Preakness at Laurel? The New Coke of horse racing

The Stronach Group can't help themselves, we suppose. Just three months ago, the owner of Laurel Park and Pimlico Race Course responded to a Maryland Stadium Authority study of what it would take to bring the latter track to Triple Crown caliber with a willingness to engage in talks about a public-private partnership to finance upgrades. But with the Preakness fast approaching on Saturday, they're back to their old tricks, intimating that the second leg of the Triple Crown might not be run in Baltimore much longer. Preakness is about tradition, after all, and questioning the race's future in vaguely threatening terms is now about as well entrenched as black-eyed Susans, if less intoxicating.

The track owners' argument is that no level of renovations to Pimlico would allow it to produce anything like the revenue Churchill Downs sees from the Kentucky Derby — Old Hilltop's structure is so antiquated that it couldn't support luxury boxes and other modern (and lucrative) amenities. Only building a new Pimlico from the ground up would suffice, and that would cost as much as $500 million, they say, an investment that seems questionable for a facility that's only used a handful of days per year. Oh, and did they mention that they have a nice, modern track ready to go in Laurel?

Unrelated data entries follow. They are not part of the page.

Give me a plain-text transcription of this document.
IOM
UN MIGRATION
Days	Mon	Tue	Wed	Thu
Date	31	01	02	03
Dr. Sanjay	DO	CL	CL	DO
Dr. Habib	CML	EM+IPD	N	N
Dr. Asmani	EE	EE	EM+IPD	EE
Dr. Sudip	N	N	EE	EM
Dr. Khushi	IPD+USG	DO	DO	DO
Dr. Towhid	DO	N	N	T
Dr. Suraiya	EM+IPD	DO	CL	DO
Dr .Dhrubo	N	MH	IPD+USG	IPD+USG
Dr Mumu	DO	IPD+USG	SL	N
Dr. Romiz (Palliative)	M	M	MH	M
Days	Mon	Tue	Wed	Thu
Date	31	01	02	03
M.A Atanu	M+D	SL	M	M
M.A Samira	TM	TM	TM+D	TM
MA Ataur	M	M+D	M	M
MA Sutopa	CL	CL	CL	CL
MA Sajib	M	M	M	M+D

We'll grant their first point. It might well be smarter to talk about an entirely new Pimlico rather than investing in renovations. The Stadium Authority study that came out in February concluded that it would cost as much as $300 million to renovate the track. But the costs and benefits of demolishing it and starting from scratch were beyond the study's scope, as was the question of how to finance any improvements. It's entirely possible that a complete rebuild would be cost-competitive with renovations yet provide a much higher return on investment.

But as for the wisdom of investing in Pimlico, we would note that the good condition of Laurel and deteriorating one of Pimlico didn't happen by accident. It is the result of a deliberate strategy by Stronach and its predecessors to consolidate operations and investments in Laurel. As a general proposition, that makes sense. Interest in horse racing isn't what it once was, and it would be hard to make a business case for maintaining full-scale operations at two tracks in such close proximity. Of the two tracks, Laurel could be modernized for less, plus it is conveniently located between Washington and Baltimore.

But the state's repeated efforts over the years to preserve the Preakness tradition change that calculus. When Canadian billionaire racing enthusiast Frank Stronach took complete control of the tracks in 2011, state law already prohibited the move of the Preakness to any other track in Maryland except as a result of a disaster or emergency. It also allowed the state to use eminent domain to seize the tracks, all trademarks and other intellectual property related to the Preakness and even the Woodlawn Vase — the 1860 Tiffany and Co. silver trophy awarded annually to the race's winner. He knew what he was getting into.

Mayor Catherine Pugh has said she would do what it takes to keep the Preakness at Pimlico, and Gov. Larry Hogan has said that while the state won't write a blank check, he would be willing to discuss possible state involvement in an effort to keep the race in Baltimore. Neighbors to the south of the track are interested in a renovation or rebuilding of the track provided that employment opportunities will be made available to local residents during the construction phase, and neighbors to the north, while wary of too much development around the site, generally understand the economic need to make it a destination more than a few days a year.

Rather than warning that it would require a "huge" commitment of state resources to keep the Preakness at Pimlico — and not acknowledging the "huge" amount of money the state is already sending their way as a result of the legislation that legalized slots and casino gambling — Stronach officials ought to be focused on finalizing an agreement with the Stadium Authority and the Baltimore Development Corp. on a second phase of the Pimlico study. That study has not yet gotten underway because the parties involved have not settled on its scope, and the Stadium Authority's director said today that it's not certain that it will be completed before the General Assembly reconvenes in January. It needs to be. The key political players in the State House and City Hall are as committed now as they are likely to be to finding a solution that preserves the Preakness tradition. Who knows what the next election will bring?

We have no doubt that the Maryland Jockey Club could run a very nice race at Laurel Park two weeks after the Kentucky Derby, but it would be the racing equivalent of New Coke, everything a focus group might tell you they want in a leg of the Triple Crown but none of what people actually love about the Preakness. This is the chance to preserve and protect the Preakness tradition. We can't let it go by.